Ukrainian analyst Sergei Gaidai, in turn, explains to a Russian audience Zelensky’s increasing pressure on the Crimea: “Any Ukrainian government, any president will be doomed to exacerbate the situation.” After all, losing control over the Crimea was an extremely bitter pill to swallow.

In the most literal, clinical sense, both “exacerbation” and obostreniye mean the worsening of symptoms from an underlying disease. The apparent exacerbation of Aleksei Navalny’s illness looms large in the Kremlin’s disputes, both foreign and domestic. As doctors circulated an open letter demanding better medical care for the oppositionist, the Nezavisimaya gazeta editorial staff went so far as to suggest a kind of medical exile for him in the West as a solution palatable to Russian leadership. Navalny’s choice to begin a dangerous hunger strike for better treatment indicates (in the words of one of his advisers) “that he believes he has nothing to lose, and that the situation is unbearable.”

Not every area of the Kremlin’s dealings is growing hotter and more painful.
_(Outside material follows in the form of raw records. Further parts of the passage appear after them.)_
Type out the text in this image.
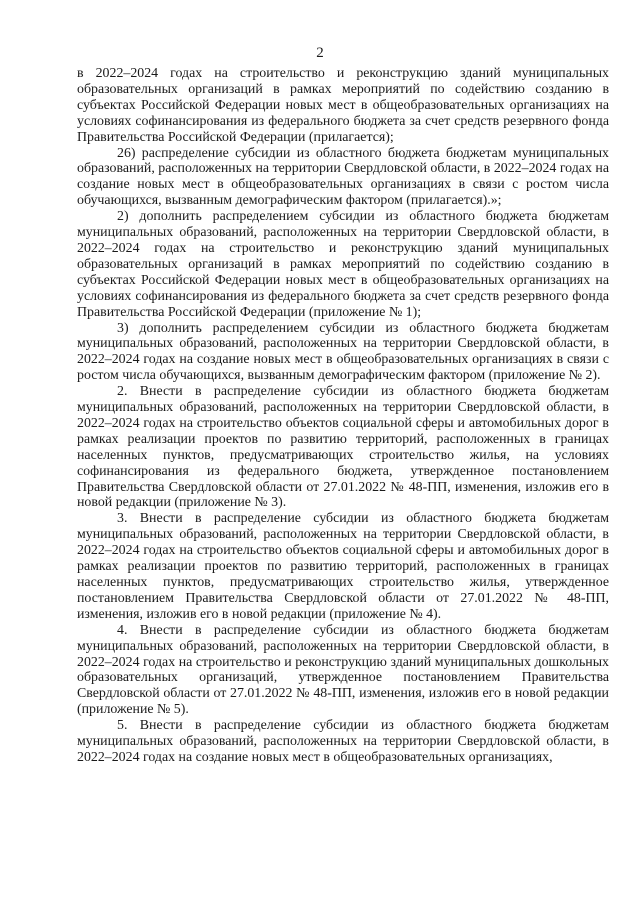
2

в 2022–2024 годах на строительство и реконструкцию зданий муниципальных образовательных организаций в рамках мероприятий по содействию созданию в субъектах Российской Федерации новых мест в общеобразовательных организациях на условиях софинансирования из федерального бюджета за счет средств резервного фонда Правительства Российской Федерации (прилагается);

26) распределение субсидии из областного бюджета бюджетам муниципальных образований, расположенных на территории Свердловской области, в 2022–2024 годах на создание новых мест в общеобразовательных организациях в связи с ростом числа обучающихся, вызванным демографическим фактором (прилагается).»;

2) дополнить распределением субсидии из областного бюджета бюджетам муниципальных образований, расположенных на территории Свердловской области, в 2022–2024 годах на строительство и реконструкцию зданий муниципальных образовательных организаций в рамках мероприятий по содействию созданию в субъектах Российской Федерации новых мест в общеобразовательных организациях на условиях софинансирования из федерального бюджета за счет средств резервного фонда Правительства Российской Федерации (приложение № 1);

3) дополнить распределением субсидии из областного бюджета бюджетам муниципальных образований, расположенных на территории Свердловской области, в 2022–2024 годах на создание новых мест в общеобразовательных организациях в связи с ростом числа обучающихся, вызванным демографическим фактором (приложение № 2).

2. Внести в распределение субсидии из областного бюджета бюджетам муниципальных образований, расположенных на территории Свердловской области, в 2022–2024 годах на строительство объектов социальной сферы и автомобильных дорог в рамках реализации проектов по развитию территорий, расположенных в границах населенных пунктов, предусматривающих строительство жилья, на условиях софинансирования из федерального бюджета, утвержденное постановлением Правительства Свердловской области от 27.01.2022 № 48-ПП, изменения, изложив его в новой редакции (приложение № 3).

3. Внести в распределение субсидии из областного бюджета бюджетам муниципальных образований, расположенных на территории Свердловской области, в 2022–2024 годах на строительство объектов социальной сферы и автомобильных дорог в рамках реализации проектов по развитию территорий, расположенных в границах населенных пунктов, предусматривающих строительство жилья, утвержденное постановлением Правительства Свердловской области от 27.01.2022 № 48-ПП, изменения, изложив его в новой редакции (приложение № 4).

4. Внести в распределение субсидии из областного бюджета бюджетам муниципальных образований, расположенных на территории Свердловской области, в 2022–2024 годах на строительство и реконструкцию зданий муниципальных дошкольных образовательных организаций, утвержденное постановлением Правительства Свердловской области от 27.01.2022 № 48-ПП, изменения, изложив его в новой редакции (приложение № 5).

5. Внести в распределение субсидии из областного бюджета бюджетам муниципальных образований, расположенных на территории Свердловской области, в 2022–2024 годах на создание новых мест в общеобразовательных организациях,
At a Valdai Club conference, Russian Foreign Minister Sergei Lavrov elaborated on his recent efforts to rebuild relations in the Middle East and mediate some of the region’s ongoing disputes. As Russia continues its budding reconciliation with the Persian Gulf states, Lavrov sees Russian-Turkish relations, which have weathered several deadly incidents, as an example: “We appreciate our relations because we can always find a solution with our Turkish colleagues that suits us both.” If only every conflict could find a mutually palatable solution.